One of my favorite metaphors for church is that it’s a hospital. Jesus himself said the healthy don’t need a doctor; those that need him are the sick, the poor and the needy. Those are the kinds of people the church is best suited to attract. The healthy aren’t the core audience, and certainly not the rich. Jesus said those are harder to corale for his kingdom than putting a camel through the eye of a needle.

A business exists to create value for its owners or shareholders. In order to do that well, it has to deliver a product or service of value to its customers, but a business doesn’t exist for its customers. At the end of the day, it has to make money.

Wycliffe is designed neither to heal the broken nor to make money. Its ultimate goal is to bring value to people in other parts of the world, but in order to do that, it must create value for that end with people and churches who are local. It therefore becomes a bridge, making connections between the two parties, and a broker, moving resources from one to the other and then communicating the effective use of those resources.
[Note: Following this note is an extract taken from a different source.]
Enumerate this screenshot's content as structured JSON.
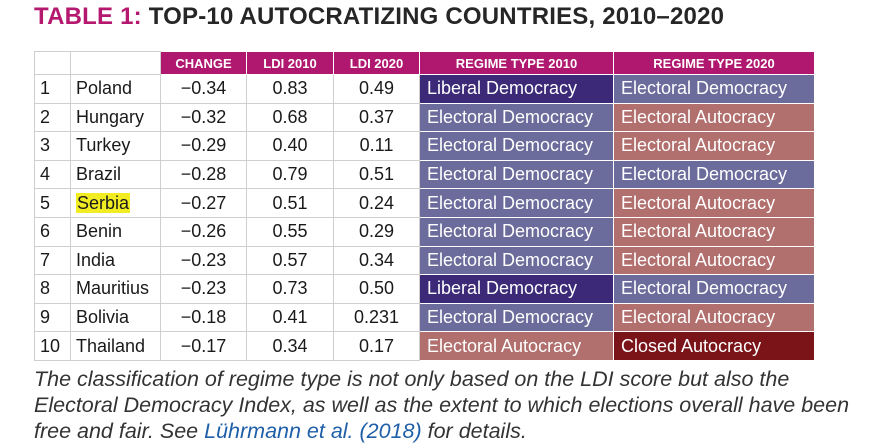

So, when the question is posed about how an organization like Wycliffe should act toward “the wrong people,” the response is complicated. If we have the wrong people on our bus, we will not effectively complete our mission. In that sense, we are like a business. We need to pursue sound strategies and good stewardship. On the other hand, few businesses recognize the role of the Holy Spirit, who is at the least a force multiplier, amplifying our meager resources and efforts. The Holy Spirit should play a huge role in our organization, as he does in each individual.

If you ask any business leader what his most important resource is, he’ll say it’s his people. With an organization whose members raise their own salaries, it may be even more so. Wycliffe is built on our staff and the relationships they bring with them. Personal relationships are our driving force, our economic engine. In addition, staff members not only serves the organization but their constituents: churches and individuals who sent them.

An organization built on a model where you screen heavily and only take in the top tier of candidates comes with a parallel value that you don’t let go of them easily or quickly. On the other hand, it comes with a value that you try to repackage and develop people for another role if they don’t work out in the initial one.

Let’s just say it’s complicated. Looking forward to further musings on the topic, and I welcome your thoughts as well.